Wednesday, 11 April 2012

Artist's Book or Journal?

Don't you just love having friends who are 'on the same page' as you.  Friends with whom you can discuss your work, dilemmas with your work or ideas that are slowly unravelling.  I have such friends in Fiona Dempster and Barry Smith who very often say EXACTLY the right thing to me when I most need it.

I had been planning to make this book into an artist's book but realised that I didn't really want to invest an inordinate amount of time into bringing it to completion.  Barry (or was it Fiona) suggested that some books really beg for partnership in their creation.  I have made the book and put in a certain amount of content - certainly enough for someone to be inspired enough to take it to the next level with writing or imagery.  Someone else will the book from being a unique journal, to a completed art piece.

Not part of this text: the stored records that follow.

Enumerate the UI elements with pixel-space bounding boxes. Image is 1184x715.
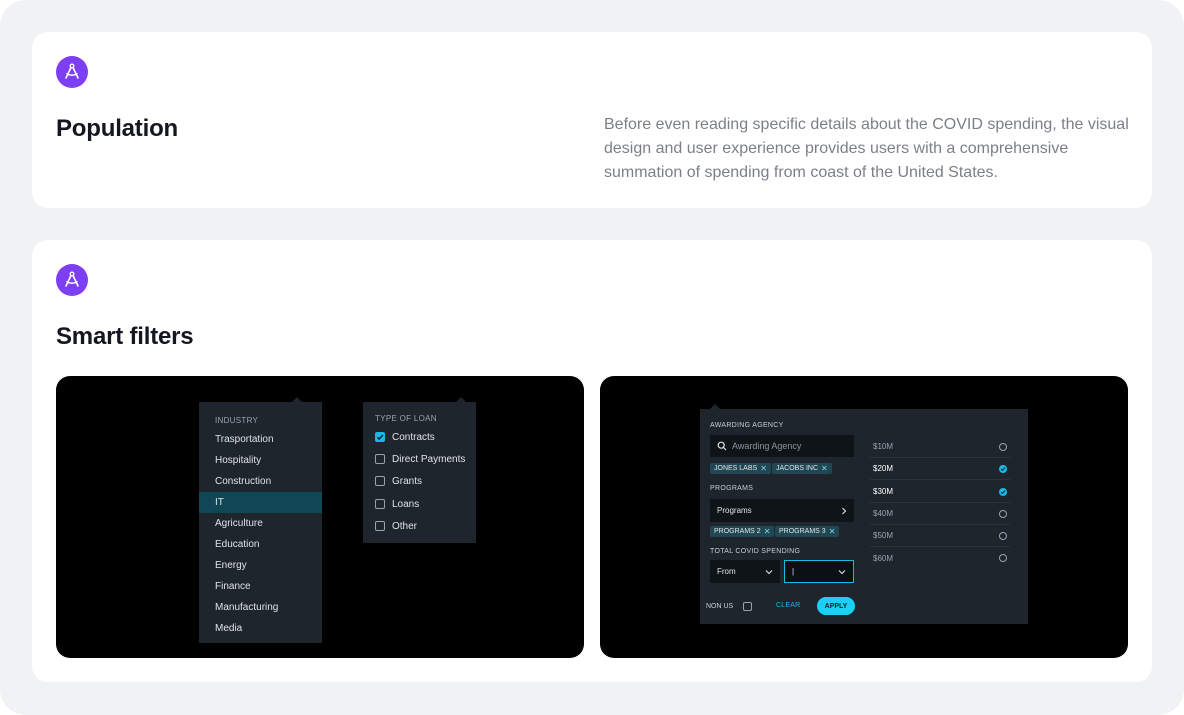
- non-us-toggle[interactable]: NON US: [706, 602, 759, 611]
- description-text: Before even reading specific details abo…: [604, 116, 1129, 181]
- industry-heading: INDUSTRY: [215, 416, 259, 425]
- loan-option-contracts[interactable]: Contracts: [375, 430, 435, 444]
- tag-label: PROGRAMS 3: [779, 528, 826, 535]
- loan-option-grants[interactable]: Grants: [375, 474, 422, 488]
- tag-label: JACOBS INC: [776, 465, 819, 472]
- industry-item-energy[interactable]: Energy: [199, 555, 322, 576]
- amount-option-50m[interactable]: $50M: [870, 525, 1010, 547]
- dropdown-caret: [456, 397, 466, 402]
- agency-label: AWARDING AGENCY: [710, 422, 784, 429]
- loan-option-loans[interactable]: Loans: [375, 497, 419, 511]
- loan-option-direct-payments[interactable]: Direct Payments: [375, 452, 465, 466]
- agency-tag[interactable]: JACOBS INC ✕: [772, 463, 832, 474]
- industry-item-agriculture[interactable]: Agriculture: [199, 513, 322, 534]
- section-title: Smart filters: [56, 323, 194, 350]
- checkbox[interactable]: [375, 499, 385, 509]
- checkbox[interactable]: [375, 476, 385, 486]
- compass-drafting-icon: [56, 56, 88, 88]
- close-icon[interactable]: ✕: [821, 463, 828, 474]
- agency-tag[interactable]: JONES LABS ✕: [710, 463, 771, 474]
- amount-label: $20M: [873, 464, 894, 473]
- industry-loan-preview: INDUSTRY Trasportation Hospitality Const…: [56, 376, 584, 658]
- population-card: Population Before even reading specific …: [32, 32, 1152, 208]
- amount-label: $30M: [873, 487, 894, 496]
- radio[interactable]: [999, 442, 1007, 451]
- amount-option-10m[interactable]: $10M: [870, 436, 1010, 458]
- amount-label: $60M: [873, 553, 894, 563]
- industry-item-construction[interactable]: Construction: [199, 471, 322, 492]
- programs-select[interactable]: Programs: [710, 499, 854, 522]
- industry-item-media[interactable]: Media: [199, 618, 322, 639]
- industry-item-hospitality[interactable]: Hospitality: [199, 450, 322, 471]
- radio-checked[interactable]: [999, 487, 1007, 496]
- loan-option-label: Loans: [392, 498, 420, 510]
- industry-item-finance[interactable]: Finance: [199, 576, 322, 597]
- checkbox[interactable]: [375, 454, 385, 464]
- loan-type-dropdown: TYPE OF LOAN Contracts Direct Payments G…: [363, 397, 476, 543]
- radio[interactable]: [999, 531, 1007, 540]
- to-select[interactable]: |: [784, 560, 854, 583]
- loan-option-label: Direct Payments: [392, 453, 466, 465]
- chevron-right-icon: [842, 507, 847, 514]
- loan-option-other[interactable]: Other: [375, 519, 417, 533]
- dropdown-caret: [710, 404, 720, 409]
- program-tag[interactable]: PROGRAMS 2 ✕: [710, 526, 775, 537]
- advanced-filter-preview: AWARDING AGENCY Awarding Agency JONES LA…: [600, 376, 1128, 658]
- close-icon[interactable]: ✕: [829, 526, 836, 537]
- advanced-filter-dropdown: AWARDING AGENCY Awarding Agency JONES LA…: [700, 404, 1028, 624]
- amount-label: $40M: [873, 509, 894, 518]
- close-icon[interactable]: ✕: [764, 526, 771, 537]
- loan-option-label: Other: [392, 520, 418, 532]
- to-select-value: |: [792, 567, 795, 576]
- search-icon: [717, 441, 727, 451]
- agency-placeholder: Awarding Agency: [732, 441, 802, 451]
- from-select-value: From: [717, 567, 736, 576]
- program-tag[interactable]: PROGRAMS 3 ✕: [775, 526, 840, 537]
- close-icon[interactable]: ✕: [760, 463, 767, 474]
- loan-option-label: Contracts: [392, 431, 435, 443]
- clear-button[interactable]: CLEAR: [776, 602, 800, 609]
- smart-filters-card: Smart filters INDUSTRY Trasportation Hos…: [32, 240, 1152, 682]
- amount-option-20m[interactable]: $20M: [870, 458, 1010, 480]
- industry-item-trasportation[interactable]: Trasportation: [199, 429, 322, 450]
- programs-label: PROGRAMS: [710, 485, 754, 492]
- amount-label: $10M: [873, 442, 894, 451]
- amount-label: $50M: [873, 531, 894, 540]
- industry-item-manufacturing[interactable]: Manufacturing: [199, 597, 322, 618]
- amount-option-40m[interactable]: $40M: [870, 503, 1010, 525]
- radio[interactable]: [999, 554, 1007, 562]
- industry-dropdown: INDUSTRY Trasportation Hospitality Const…: [199, 397, 322, 643]
- radio[interactable]: [999, 509, 1007, 518]
- tag-label: JONES LABS: [714, 465, 758, 472]
- chevron-down-icon: [765, 569, 773, 574]
- chevron-down-icon: [838, 569, 846, 574]
- checkbox-checked[interactable]: [375, 432, 385, 442]
- non-us-label: NON US: [706, 603, 734, 610]
- industry-item-it[interactable]: IT: [199, 492, 322, 513]
- page-background: Population Before even reading specific …: [0, 0, 1184, 715]
- compass-drafting-icon: [56, 264, 88, 296]
- loan-option-label: Grants: [392, 475, 423, 487]
- checkbox[interactable]: [375, 521, 385, 531]
- checkbox[interactable]: [743, 602, 753, 611]
- programs-select-value: Programs: [717, 506, 752, 515]
- agency-search-input[interactable]: Awarding Agency: [710, 435, 854, 457]
- loan-heading: TYPE OF LOAN: [375, 414, 437, 423]
- amount-option-60m[interactable]: $60M: [870, 547, 1010, 569]
- amount-option-30m[interactable]: $30M: [870, 481, 1010, 503]
- from-select[interactable]: From: [710, 560, 780, 583]
- industry-item-education[interactable]: Education: [199, 534, 322, 555]
- page-title: Population: [56, 115, 178, 142]
- tag-label: PROGRAMS 2: [714, 528, 761, 535]
- dropdown-caret: [292, 397, 302, 402]
- radio-checked[interactable]: [999, 464, 1007, 473]
- apply-button[interactable]: APPLY: [817, 597, 855, 615]
- spending-label: TOTAL COVID SPENDING: [710, 548, 801, 555]
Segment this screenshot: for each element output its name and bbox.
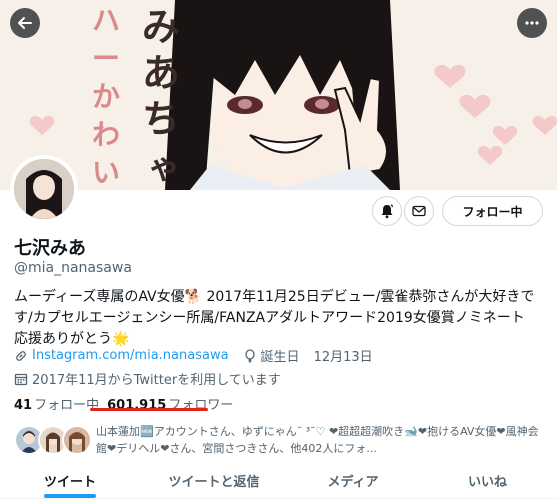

The concept of partnership in creation is a delightful one - and one I hadn't really considered.  I have made many unique journals, most of them quite large, all incorporating beautiful French or Italian papers and usually embossed, often boxed, sometimes leather bound and strapped.  I have been thinking about what Barry and Fiona said about a work you have made taking on another life and am intrigued to know, or see, what those journals that I have sold, now look like - what have their owners added to them.


















Saturday, 24 March 2012

woodbooks .........

I have been having fun down in the studio.

Years of experience in making both artists books and journals and this is the first time I have made a woodbook.   While frivoling in a local wood shop I came across two delicious pieces of Conkerberry wood   - gorgeous for book covers. Moreover, the pieces were shape perfect, narrow and elongated - 7cm x 58cm.  The narrow rectangle and the square are my favourites.















I am not at all sure about the archival integrity of the wood but I have combined it with creamy Hannamuhle torn paper and grey linen thread which suit the wood colours.  Some of the pages have been embossed with a knotty design and now that it is complete, I think it looks interesting.

I love the rich orange in the Conkerberry (Carissa lancelot) wood - apparently quite unusual in Australian timbers.  It grows in small patches in North West Queensland and in the Northern Territory where it is protected. The holes in the wood make it quite difficult to work but I think they add something  beautiful to the timber pieces.